The descriptive data of our study cannot be extrapolated as a representation of the economic burden of anastomotic leaks in other countries. Even within France, costs vary depending on the institution. With our findings and those of others as evidence, it can safely be assumed that prevention of leaks can save economic cost and clinical burden. Potential additional cost of SLR from preventing leaks after LSG could lead to a more judicious use of hospital resources.

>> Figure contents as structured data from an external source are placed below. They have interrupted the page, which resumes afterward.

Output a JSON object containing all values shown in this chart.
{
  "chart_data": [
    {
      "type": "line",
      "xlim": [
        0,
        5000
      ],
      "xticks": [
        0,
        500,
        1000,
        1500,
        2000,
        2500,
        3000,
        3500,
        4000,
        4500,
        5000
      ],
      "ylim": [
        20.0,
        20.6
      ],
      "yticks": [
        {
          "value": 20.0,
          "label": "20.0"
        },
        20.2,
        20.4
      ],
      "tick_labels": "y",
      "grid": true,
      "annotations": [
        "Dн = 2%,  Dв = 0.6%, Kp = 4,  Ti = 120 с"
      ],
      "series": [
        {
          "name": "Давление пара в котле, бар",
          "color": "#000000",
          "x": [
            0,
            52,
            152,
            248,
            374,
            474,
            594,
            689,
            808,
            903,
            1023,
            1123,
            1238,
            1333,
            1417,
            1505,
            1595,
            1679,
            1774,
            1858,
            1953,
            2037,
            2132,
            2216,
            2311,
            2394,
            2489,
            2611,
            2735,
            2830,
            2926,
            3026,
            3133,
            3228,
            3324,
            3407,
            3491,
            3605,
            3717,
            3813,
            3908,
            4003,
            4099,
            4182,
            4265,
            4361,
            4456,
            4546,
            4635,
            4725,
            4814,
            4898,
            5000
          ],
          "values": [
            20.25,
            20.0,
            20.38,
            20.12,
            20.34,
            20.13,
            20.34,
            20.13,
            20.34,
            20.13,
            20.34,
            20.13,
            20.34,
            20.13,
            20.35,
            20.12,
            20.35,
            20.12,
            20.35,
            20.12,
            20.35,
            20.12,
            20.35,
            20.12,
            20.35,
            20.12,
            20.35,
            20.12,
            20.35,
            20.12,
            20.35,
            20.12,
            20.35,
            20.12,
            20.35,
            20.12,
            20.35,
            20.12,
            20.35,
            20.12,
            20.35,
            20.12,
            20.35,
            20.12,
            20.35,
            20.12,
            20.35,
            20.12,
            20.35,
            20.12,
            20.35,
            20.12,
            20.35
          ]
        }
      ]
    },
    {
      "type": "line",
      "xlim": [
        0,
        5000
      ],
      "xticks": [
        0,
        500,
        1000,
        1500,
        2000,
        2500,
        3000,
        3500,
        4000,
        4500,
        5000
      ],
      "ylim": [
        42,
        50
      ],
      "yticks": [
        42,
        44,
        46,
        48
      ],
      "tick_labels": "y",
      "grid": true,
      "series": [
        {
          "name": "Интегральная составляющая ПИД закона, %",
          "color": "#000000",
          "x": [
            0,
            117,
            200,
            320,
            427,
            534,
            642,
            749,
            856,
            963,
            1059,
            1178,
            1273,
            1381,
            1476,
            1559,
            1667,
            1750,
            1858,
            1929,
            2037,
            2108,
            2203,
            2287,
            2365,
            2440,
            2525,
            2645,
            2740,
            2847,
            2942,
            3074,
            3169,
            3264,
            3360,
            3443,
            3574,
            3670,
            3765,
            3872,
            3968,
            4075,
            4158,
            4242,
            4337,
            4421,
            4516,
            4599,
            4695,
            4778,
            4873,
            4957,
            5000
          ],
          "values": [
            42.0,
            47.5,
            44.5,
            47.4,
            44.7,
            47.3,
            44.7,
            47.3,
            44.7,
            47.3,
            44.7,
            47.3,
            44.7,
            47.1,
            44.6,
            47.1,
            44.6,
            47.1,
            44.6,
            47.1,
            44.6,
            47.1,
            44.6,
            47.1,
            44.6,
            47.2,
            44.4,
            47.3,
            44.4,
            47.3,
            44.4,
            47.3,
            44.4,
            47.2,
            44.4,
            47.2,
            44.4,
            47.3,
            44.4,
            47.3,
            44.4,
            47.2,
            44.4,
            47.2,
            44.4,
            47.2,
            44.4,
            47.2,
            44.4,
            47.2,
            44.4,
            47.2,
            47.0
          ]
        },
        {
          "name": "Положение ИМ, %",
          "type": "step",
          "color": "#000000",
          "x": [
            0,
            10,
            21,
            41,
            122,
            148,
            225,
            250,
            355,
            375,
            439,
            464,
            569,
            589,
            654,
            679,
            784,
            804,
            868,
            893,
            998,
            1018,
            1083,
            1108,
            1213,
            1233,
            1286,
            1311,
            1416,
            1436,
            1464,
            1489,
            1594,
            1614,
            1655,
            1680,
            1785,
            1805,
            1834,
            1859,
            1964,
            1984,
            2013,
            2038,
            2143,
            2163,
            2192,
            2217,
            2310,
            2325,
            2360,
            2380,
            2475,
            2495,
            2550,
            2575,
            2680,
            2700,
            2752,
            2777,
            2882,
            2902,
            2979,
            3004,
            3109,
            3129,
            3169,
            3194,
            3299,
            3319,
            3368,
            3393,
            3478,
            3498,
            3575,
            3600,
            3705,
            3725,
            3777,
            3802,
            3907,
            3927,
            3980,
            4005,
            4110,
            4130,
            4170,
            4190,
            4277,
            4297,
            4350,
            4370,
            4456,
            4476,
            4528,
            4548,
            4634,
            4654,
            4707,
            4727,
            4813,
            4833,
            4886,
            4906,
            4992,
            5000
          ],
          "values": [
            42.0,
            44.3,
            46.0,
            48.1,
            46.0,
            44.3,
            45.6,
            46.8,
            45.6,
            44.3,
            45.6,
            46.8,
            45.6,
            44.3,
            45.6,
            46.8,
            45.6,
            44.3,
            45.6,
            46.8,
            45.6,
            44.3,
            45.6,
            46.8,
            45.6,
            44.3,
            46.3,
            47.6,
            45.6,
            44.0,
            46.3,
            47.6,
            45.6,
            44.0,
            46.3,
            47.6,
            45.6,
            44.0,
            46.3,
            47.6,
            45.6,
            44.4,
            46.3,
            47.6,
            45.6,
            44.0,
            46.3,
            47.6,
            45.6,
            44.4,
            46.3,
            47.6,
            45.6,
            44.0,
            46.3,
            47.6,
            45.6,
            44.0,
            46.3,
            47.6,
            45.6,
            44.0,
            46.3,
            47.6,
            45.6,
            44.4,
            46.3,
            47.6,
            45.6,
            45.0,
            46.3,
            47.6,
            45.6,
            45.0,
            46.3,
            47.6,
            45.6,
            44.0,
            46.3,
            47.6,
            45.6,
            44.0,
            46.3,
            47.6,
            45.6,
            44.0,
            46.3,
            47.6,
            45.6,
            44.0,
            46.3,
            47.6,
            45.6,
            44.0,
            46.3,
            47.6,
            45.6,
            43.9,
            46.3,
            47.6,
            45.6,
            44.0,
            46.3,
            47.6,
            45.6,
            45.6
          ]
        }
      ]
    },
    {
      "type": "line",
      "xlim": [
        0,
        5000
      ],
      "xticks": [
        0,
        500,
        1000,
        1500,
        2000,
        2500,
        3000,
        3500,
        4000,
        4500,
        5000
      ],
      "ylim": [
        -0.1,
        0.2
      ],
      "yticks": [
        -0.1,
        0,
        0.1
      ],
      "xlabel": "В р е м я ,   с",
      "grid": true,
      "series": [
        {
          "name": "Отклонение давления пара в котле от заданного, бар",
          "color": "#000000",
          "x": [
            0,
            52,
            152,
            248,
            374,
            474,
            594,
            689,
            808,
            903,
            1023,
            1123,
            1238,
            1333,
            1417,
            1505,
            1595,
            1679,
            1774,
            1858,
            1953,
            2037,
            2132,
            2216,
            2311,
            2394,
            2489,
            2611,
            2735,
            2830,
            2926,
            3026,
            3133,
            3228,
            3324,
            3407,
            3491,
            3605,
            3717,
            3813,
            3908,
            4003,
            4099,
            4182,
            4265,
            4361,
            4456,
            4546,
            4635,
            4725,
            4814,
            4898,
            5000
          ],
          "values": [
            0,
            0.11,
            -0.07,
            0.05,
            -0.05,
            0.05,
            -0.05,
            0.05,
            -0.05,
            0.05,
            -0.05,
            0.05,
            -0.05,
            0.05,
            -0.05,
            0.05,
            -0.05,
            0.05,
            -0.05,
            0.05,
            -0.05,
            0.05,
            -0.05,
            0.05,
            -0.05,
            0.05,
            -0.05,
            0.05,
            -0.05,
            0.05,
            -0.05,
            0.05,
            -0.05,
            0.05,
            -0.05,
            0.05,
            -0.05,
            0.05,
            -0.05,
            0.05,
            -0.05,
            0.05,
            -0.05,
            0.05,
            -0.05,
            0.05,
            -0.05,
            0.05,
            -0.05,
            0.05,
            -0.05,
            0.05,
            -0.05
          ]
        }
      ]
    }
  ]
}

The main limitation of our study was represented by the lack of possibility to have complete data for the remaining five patients and to get a final analysis about SLR cost effectiveness.

Conclusions

In conclusion, leaks following LSG increase the total clinical and economic burden in terms of additional re-admission, LOS, and hospital costs. The results of this study underscore the potential advantages of cost reduction for patients and hospitals by preventing leaks after bariatric surgery. The prevention of leaks after LSG must remain a priority for healthcare providers; this will ease a significant clinical and economic burden. The total high costs are an additional argument to reduce complication rate and it should be considered when analyzing the cost effectiveness of staple line reinforcement (only direct costs).